Node4 chief executive Richard Moseley said: “Mid-market organisations are entering a new phase of cloud strategy, one defined by pragmatism, not dogma.” He reckons the hybrid model is now the go-to for companies stuck between their aging on-prem gear and the allure of the public cloud.

Node4’s Unlocking Growth in the Mid-Market report claimed performance headaches are the top reason firms are binning the cloud for some workloads. These include so-called lift and shift jobs that never belonged in the cloud, modernised apps that turned out to be duds, and frustrated users snarling at SaaS latency.

“Organisations that migrated to the public cloud several years ago have realised that while their environments provide many benefits and offer more scalable on-demand performance than other hosting options, they aren't always the best fit for every application. This applies particularly to organisations that lifted and shifted to the public cloud without due planning and strategy, perhaps with legacy systems or databases that were never intended for cloud consumption,” Moseley said.

About 30 per cent of respondents blamed data sovereignty issues for their planned retreats, driven in part by anxiety around rules like DORA, GDPR and the US Cloud Act. But it goes beyond regulation as mid-market firms want control, jurisdiction and lasting access to their own data.

Other gripes included risk management at 29 per cent, technical limits at 27 per cent, cost and compliance at 26 per cent apiece, and security at 21 per cent.

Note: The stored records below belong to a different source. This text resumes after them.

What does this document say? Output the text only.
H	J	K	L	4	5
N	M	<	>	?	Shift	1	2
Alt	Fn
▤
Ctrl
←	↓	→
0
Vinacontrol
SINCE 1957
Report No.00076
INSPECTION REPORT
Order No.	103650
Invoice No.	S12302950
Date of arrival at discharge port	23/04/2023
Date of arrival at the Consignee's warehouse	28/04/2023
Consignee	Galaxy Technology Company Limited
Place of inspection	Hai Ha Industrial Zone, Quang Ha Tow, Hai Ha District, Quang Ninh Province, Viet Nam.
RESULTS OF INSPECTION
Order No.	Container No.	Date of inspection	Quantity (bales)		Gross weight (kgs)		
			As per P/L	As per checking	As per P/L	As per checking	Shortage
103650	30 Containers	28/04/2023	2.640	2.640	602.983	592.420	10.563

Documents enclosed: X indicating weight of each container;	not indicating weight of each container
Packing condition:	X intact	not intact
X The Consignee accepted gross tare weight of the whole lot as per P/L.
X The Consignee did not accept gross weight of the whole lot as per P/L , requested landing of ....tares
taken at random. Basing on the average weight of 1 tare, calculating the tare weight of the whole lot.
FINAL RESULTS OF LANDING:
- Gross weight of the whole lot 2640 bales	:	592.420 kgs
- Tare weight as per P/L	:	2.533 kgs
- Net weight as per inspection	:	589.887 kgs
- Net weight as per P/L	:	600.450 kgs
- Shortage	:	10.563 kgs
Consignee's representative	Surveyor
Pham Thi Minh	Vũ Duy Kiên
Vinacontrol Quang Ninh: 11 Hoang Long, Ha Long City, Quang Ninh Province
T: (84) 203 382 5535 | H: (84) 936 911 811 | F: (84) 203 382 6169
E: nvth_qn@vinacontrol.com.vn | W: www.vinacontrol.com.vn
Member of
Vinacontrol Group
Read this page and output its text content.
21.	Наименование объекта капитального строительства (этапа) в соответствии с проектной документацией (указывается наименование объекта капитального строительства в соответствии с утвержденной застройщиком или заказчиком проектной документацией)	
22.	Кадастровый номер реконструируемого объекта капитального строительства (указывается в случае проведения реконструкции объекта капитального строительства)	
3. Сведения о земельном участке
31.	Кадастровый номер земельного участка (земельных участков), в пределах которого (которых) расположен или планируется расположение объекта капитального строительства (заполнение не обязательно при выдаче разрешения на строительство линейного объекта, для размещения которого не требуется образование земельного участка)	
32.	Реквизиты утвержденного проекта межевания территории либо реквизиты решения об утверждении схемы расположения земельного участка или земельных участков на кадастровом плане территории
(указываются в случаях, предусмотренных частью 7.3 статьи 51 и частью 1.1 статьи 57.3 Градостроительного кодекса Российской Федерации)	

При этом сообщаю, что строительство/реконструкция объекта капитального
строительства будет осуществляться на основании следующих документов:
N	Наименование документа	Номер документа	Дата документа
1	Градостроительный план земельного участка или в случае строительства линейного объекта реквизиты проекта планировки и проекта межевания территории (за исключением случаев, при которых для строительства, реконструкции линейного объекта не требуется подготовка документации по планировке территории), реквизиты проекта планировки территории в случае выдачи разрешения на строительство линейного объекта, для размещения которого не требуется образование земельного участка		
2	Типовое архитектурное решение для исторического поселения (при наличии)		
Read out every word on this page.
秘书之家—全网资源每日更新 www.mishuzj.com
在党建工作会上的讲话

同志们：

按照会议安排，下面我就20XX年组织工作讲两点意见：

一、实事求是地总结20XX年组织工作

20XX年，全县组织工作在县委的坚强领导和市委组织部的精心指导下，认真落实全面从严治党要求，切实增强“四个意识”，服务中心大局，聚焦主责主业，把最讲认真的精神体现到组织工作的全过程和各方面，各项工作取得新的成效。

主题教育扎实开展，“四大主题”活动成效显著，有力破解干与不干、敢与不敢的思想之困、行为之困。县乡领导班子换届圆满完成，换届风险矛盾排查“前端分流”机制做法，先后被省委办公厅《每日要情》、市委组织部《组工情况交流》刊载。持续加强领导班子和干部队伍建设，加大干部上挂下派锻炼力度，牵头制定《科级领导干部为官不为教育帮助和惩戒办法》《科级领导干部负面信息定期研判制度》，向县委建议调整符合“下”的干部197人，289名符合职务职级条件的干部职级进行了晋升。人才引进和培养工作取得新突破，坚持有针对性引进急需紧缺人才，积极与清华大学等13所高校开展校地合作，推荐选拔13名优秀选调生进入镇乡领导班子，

The data throws up a peculiar twist. Companies relying on on-prem kit feel more secure than those flying fully in the cloud, despite public cloud vendors offering high-grade security and access tools. Reasons include a lack of control, convoluted setups, fuzzy visibility and patchy in-house skills.

“Public cloud still plays a vital role for the mid-market, but it’s no longer the default. Our data shows mid-market leaders are optimising for performance, compliance, and more direct control. Businesses that get this balance right will unlock greater efficiency, agility, and resilience from their infrastructure investments. This, in turn, will lay the foundations for improved growth and productivity,” Moseley said.